Many formulas have been developed to estimate glomerular filtration rate (GFR). The aim of our study was to propose a new, more reliable equation.

The study considered 530 subjects (training sample) with M/F 280/250, age 57.1 +/- 17.4, creatinine clearance (CrCl) 55.2 +/- 38.2 (range 2.1-144.0) for the development the new equation. A linear model was used to describe Cr production using serum Cr (sCr), age, and body weight (BW) as variables: (CrCl + b(4)) . sCr = b(1) - (b(2) . age) + (b(3) . BW) subsequently estimating parameter values by linear least squares, with CrCl as the dependent variable, and 1/sCr, age/sCr, BW/sCr as independent variables. CrCl = {[69.4 - (0.59 . age) + (0.79 . BW)]/sCr} - 3.0 (males) and {[57.3 - (0.37 . age) + (0.51 . BW)]/sCr} - 2.9 (females). A 229-patient renal failure validation sample with M/F 166/63, age 53.0 +/- 14.8, GFR 32.0 +/- 14.3 (range 4.3-69.8), assessed using iohexol Cl, was considered to compare the Cockcroft-Gault (C-G) and MDRD formulas with the new equation for estimating GFR.

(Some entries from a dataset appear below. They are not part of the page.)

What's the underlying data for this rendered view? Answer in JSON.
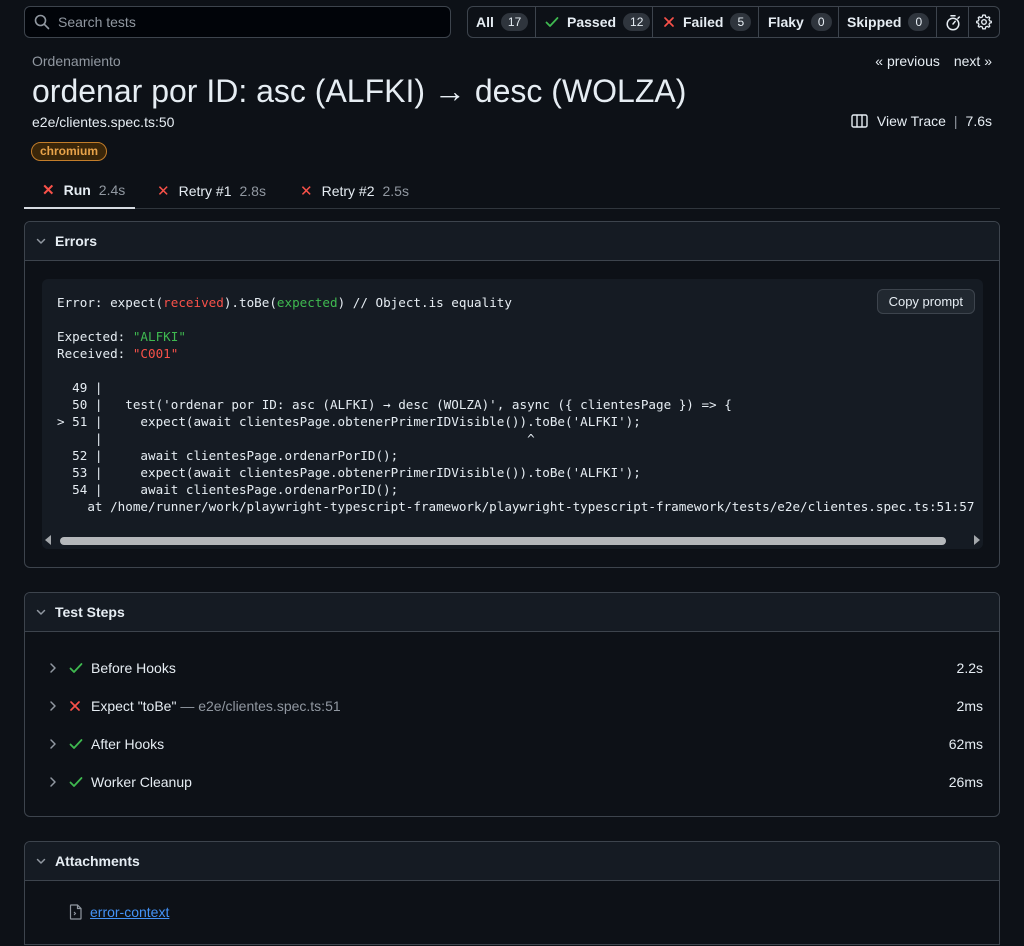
{
  "search": {
    "placeholder": "Search tests",
    "icon": "search-icon"
  },
  "filters": [
    {
      "label": "All",
      "count": "17"
    },
    {
      "label": "Passed",
      "count": "12",
      "icon": "check-icon"
    },
    {
      "label": "Failed",
      "count": "5",
      "icon": "x-icon"
    },
    {
      "label": "Flaky",
      "count": "0"
    },
    {
      "label": "Skipped",
      "count": "0"
    }
  ],
  "toolbar_icons": [
    "stopwatch-icon",
    "gear-icon"
  ],
  "header": {
    "project": "Ordenamiento",
    "previous": "« previous",
    "next": "next »",
    "title": "ordenar por ID: asc (ALFKI) → desc (WOLZA)",
    "location": "e2e/clientes.spec.ts:50",
    "view_trace": "View Trace",
    "separator": "|",
    "duration": "7.6s",
    "browser_badge": "chromium"
  },
  "tabs": [
    {
      "label": "Run",
      "duration": "2.4s",
      "active": true
    },
    {
      "label": "Retry #1",
      "duration": "2.8s"
    },
    {
      "label": "Retry #2",
      "duration": "2.5s"
    }
  ],
  "errors": {
    "heading": "Errors",
    "copy_prompt": "Copy prompt",
    "line1_pre": "Error: expect(",
    "line1_received": "received",
    "line1_mid": ").toBe(",
    "line1_expected": "expected",
    "line1_post": ") // Object.is equality",
    "expected_label": "Expected: ",
    "expected_value": "\"ALFKI\"",
    "received_label": "Received: ",
    "received_value": "\"C001\"",
    "code_lines": [
      "  49 |",
      "  50 |   test('ordenar por ID: asc (ALFKI) → desc (WOLZA)', async ({ clientesPage }) => {",
      "> 51 |     expect(await clientesPage.obtenerPrimerIDVisible()).toBe('ALFKI');",
      "     |                                                        ^",
      "  52 |     await clientesPage.ordenarPorID();",
      "  53 |     expect(await clientesPage.obtenerPrimerIDVisible()).toBe('ALFKI');",
      "  54 |     await clientesPage.ordenarPorID();",
      "    at /home/runner/work/playwright-typescript-framework/playwright-typescript-framework/tests/e2e/clientes.spec.ts:51:57"
    ]
  },
  "test_steps": {
    "heading": "Test Steps",
    "steps": [
      {
        "title": "Before Hooks",
        "location": "",
        "duration": "2.2s",
        "status": "passed"
      },
      {
        "title": "Expect \"toBe\"",
        "location": " — e2e/clientes.spec.ts:51",
        "duration": "2ms",
        "status": "failed"
      },
      {
        "title": "After Hooks",
        "location": "",
        "duration": "62ms",
        "status": "passed"
      },
      {
        "title": "Worker Cleanup",
        "location": "",
        "duration": "26ms",
        "status": "passed"
      }
    ]
  },
  "attachments": {
    "heading": "Attachments",
    "items": [
      {
        "name": "error-context",
        "icon": "file-icon"
      }
    ]
  },
  "colors": {
    "background": "#0d1117",
    "pass": "#3fb950",
    "fail": "#f85149",
    "badge": "#e8a34a",
    "link": "#4493f8"
  }
}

The mean % error in GFR estimated by the new equation (+2.3 +/- 28.3%) was better than with the C-G and MDRD formulas (+5.2 +/- 30.1% and -11.4 +/- 25.9%, respectively, p < 0.0005 and p < 0.0001), and so was the mean absolute % error, bordering on statistical significance (19.8 +/- 20.3 vs. 21.1 +/- 22.0 and 22.4 +/- 17.3, p = 0.08 and p < 0.005). The precision was also better (RMSE = 7.89 vs. 8.02 and 9.13). The Bland-Altman test showed no GFR over or underestimation trend (measured +/- predicted GFR/2 vs. % error, R2 = 0.001).

The new equation appears to be at least as accurate as the C-G and MDRD formulas for estimating GFR.